Last week I went to visit one of my closest friends in York, by train, because I am a fool. I usually drive, but decided to take the train this time, reasoning that in the cumulative seven hours of train time over two days I could get a significant amount of work done. I did not take into account the fact that the train would have no working WiFi, or that you would only be lucky enough to be granted a plug socket if you had booked a window seat. So by the time I got to York I had basically wasted three and a half hours and was absolutely starving because I had also assumed the train would have food and so had not packed any lunch.
God, this is a really whiny blog post.
Anyway, when I got to York station there was a brownie stall, so we all know what happened there. I got many, many brownies. They also had blondies, which I did not buy because they were not brownies and brownies are basically my favourite food (I wish I was joking). But they did put the idea of blondies into my head. I realised I had never had one, and enquiries revealed that many of my friends did not know what they were. I think maybe they are more common in America?
The short story is that I made this batch and tried one and then immediately had to give them all away to stop myself from face-planting into the whole tray.
Source: Liberally adapted from the goddess at Smitten Kitchen.
Notes: I have taken the same approach to these as I would with brownies, i.e. that they should be dense and fudgy, rather than light and cakey. Thus I prefer to bake them the night, or a few hours, before I need them, enabling me to undercook them slightly and leave them to set and cool out of the oven, rather than drying them out. However, if you don’t have that kind of time, it’s perfectly fine to either add five minutes to the baking time or eat them hot and gooey from the pan with a fork (or your fingers, no judgement here).
You can obviously put whatever you want into these – different fruit, different nuts, skip the chocolate – but I think this is a winning combination.
This recipe is stupidly easy. You can put the batter together in ten minutes. There is no reason not to make them right now.
180g butter, melted and browned
270g dark brown sugar
2 large eggs
1.5 tsp vanilla
Pinch of sea salt
180g plain flour
80g dried cherries
80g toasted pecans
50g white chocolate
1. Preheat your oven to 180C/160C fan/ gas 4. Grease and line a 20cm square baking tin. Pop your pecans into the oven to toast for about 5 minutes – keep an eye on them and shake them around occasionally, because they will go from toasty-delicious to burnt frighteningly fast. Pop your butter in a pan to melt and brown it (you can just melt it if you are short on time, but if you take it to the stage of brown nuttiness then it will add an even better flavour to your blondies).
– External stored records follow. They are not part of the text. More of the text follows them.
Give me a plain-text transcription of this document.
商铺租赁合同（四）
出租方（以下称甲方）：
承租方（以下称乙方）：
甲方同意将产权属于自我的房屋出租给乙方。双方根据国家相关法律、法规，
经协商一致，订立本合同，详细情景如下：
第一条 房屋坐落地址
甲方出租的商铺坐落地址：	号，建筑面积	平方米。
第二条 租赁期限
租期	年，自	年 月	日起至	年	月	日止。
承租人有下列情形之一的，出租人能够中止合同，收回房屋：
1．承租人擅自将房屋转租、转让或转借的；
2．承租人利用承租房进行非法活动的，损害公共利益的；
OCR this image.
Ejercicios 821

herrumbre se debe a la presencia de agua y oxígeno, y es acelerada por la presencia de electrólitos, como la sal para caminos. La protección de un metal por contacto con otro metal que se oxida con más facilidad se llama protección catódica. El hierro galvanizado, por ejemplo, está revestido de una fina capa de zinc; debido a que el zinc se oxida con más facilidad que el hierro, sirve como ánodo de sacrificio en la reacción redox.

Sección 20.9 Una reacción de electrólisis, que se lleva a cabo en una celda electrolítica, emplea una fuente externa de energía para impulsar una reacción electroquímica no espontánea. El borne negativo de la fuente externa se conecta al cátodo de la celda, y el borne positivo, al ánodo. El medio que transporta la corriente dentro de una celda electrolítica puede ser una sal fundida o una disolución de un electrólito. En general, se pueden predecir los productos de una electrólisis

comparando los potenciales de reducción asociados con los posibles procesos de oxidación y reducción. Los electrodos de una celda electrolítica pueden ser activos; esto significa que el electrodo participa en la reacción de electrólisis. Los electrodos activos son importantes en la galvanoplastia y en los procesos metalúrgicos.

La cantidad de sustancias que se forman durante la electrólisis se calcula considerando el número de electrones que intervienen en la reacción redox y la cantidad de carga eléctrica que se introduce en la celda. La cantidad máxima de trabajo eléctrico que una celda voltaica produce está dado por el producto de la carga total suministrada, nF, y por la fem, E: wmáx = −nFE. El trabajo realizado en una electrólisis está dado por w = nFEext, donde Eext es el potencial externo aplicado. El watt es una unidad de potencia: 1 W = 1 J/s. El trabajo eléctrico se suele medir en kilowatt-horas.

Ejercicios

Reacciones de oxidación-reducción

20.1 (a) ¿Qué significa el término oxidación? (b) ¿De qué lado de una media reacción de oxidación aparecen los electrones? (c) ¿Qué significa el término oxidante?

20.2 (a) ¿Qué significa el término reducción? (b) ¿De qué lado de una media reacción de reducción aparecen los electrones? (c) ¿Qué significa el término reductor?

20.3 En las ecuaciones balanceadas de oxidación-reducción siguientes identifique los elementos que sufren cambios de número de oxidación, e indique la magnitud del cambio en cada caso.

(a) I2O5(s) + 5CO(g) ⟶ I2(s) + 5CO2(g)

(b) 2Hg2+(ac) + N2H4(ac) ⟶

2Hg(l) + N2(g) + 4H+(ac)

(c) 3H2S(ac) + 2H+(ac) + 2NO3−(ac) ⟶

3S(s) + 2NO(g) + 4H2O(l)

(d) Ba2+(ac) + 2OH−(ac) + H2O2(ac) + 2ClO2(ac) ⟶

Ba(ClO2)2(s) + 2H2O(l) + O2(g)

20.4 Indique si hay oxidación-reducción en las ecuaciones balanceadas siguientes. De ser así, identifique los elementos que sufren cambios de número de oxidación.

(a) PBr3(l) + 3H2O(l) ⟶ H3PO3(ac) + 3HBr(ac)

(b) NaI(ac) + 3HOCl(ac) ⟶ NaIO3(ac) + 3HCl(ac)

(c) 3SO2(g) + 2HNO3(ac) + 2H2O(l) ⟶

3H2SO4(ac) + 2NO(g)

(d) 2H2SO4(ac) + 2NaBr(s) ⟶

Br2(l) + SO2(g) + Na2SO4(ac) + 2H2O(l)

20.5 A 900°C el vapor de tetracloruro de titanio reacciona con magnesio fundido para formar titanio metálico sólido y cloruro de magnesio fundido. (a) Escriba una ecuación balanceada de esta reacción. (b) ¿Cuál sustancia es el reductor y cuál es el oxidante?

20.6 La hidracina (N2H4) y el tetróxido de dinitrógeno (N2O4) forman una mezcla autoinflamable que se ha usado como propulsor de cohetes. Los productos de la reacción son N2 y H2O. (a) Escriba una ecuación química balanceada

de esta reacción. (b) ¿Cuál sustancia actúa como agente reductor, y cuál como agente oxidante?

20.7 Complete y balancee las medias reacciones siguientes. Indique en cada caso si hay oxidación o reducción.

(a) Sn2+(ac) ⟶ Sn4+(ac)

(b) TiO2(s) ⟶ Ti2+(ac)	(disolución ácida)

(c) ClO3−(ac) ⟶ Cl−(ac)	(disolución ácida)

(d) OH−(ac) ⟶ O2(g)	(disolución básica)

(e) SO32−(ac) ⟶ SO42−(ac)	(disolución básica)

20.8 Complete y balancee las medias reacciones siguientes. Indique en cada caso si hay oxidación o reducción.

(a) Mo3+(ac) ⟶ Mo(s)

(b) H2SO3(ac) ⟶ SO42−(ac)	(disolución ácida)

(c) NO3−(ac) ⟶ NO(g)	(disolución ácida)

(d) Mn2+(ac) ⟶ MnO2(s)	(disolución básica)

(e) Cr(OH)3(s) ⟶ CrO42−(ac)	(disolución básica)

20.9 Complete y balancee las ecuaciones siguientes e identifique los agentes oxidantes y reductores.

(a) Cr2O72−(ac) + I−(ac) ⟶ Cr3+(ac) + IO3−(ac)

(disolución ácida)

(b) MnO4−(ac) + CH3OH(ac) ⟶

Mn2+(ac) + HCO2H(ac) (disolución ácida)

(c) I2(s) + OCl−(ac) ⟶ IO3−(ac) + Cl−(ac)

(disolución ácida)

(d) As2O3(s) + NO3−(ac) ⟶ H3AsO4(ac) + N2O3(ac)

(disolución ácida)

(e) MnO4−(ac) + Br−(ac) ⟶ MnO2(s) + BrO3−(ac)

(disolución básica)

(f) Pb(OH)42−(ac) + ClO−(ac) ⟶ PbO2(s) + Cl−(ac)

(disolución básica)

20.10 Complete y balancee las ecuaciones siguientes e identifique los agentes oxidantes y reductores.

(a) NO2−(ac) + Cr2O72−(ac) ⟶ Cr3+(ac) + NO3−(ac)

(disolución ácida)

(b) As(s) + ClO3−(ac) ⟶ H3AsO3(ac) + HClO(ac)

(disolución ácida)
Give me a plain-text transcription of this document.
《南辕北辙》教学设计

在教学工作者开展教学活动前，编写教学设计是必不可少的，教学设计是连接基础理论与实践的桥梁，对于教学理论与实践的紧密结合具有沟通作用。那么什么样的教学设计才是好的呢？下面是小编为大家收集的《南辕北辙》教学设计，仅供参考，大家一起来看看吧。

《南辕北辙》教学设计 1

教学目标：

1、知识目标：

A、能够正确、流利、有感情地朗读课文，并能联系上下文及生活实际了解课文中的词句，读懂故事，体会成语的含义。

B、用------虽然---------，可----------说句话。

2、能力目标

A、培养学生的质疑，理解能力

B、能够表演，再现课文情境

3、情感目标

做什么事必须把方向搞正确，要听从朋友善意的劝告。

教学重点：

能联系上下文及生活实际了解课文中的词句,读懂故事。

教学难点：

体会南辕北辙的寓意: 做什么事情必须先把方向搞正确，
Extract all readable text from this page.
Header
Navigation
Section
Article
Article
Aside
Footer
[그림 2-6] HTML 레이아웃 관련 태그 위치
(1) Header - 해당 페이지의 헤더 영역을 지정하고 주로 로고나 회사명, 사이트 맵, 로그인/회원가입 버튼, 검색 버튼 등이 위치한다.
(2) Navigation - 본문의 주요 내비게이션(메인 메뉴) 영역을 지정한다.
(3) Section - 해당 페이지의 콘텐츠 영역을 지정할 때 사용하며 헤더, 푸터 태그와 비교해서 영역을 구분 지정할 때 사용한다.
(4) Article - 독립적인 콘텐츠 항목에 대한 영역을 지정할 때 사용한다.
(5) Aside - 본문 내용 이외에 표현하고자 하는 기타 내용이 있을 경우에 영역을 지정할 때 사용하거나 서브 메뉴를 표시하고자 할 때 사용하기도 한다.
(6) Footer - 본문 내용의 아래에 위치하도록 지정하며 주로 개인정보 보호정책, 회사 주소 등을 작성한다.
2. Mix your melted butter with your dark brown sugar, then beat until smooth, ensuring you get any lumps out of the sugar. Add your eggs and vanilla, beat again, then add your salt and flour and mix to combine. Chop your cherries and pecans fairly finely and mix them in too, then pour the mixture into the tin and level it out.
3. Break your white chocolate into squares and press them into the top of the raw blondie batter – you can also just mix them in, but I think white chocolate is extra tasty roasted and exposed directly to the heat of the oven.
4. Bake for around 20 minutes – you are looking for it to be set in the middle, but only just. Eat while hot and squidgy, or leave to cool and set for a few hours or overnight and cut into squares.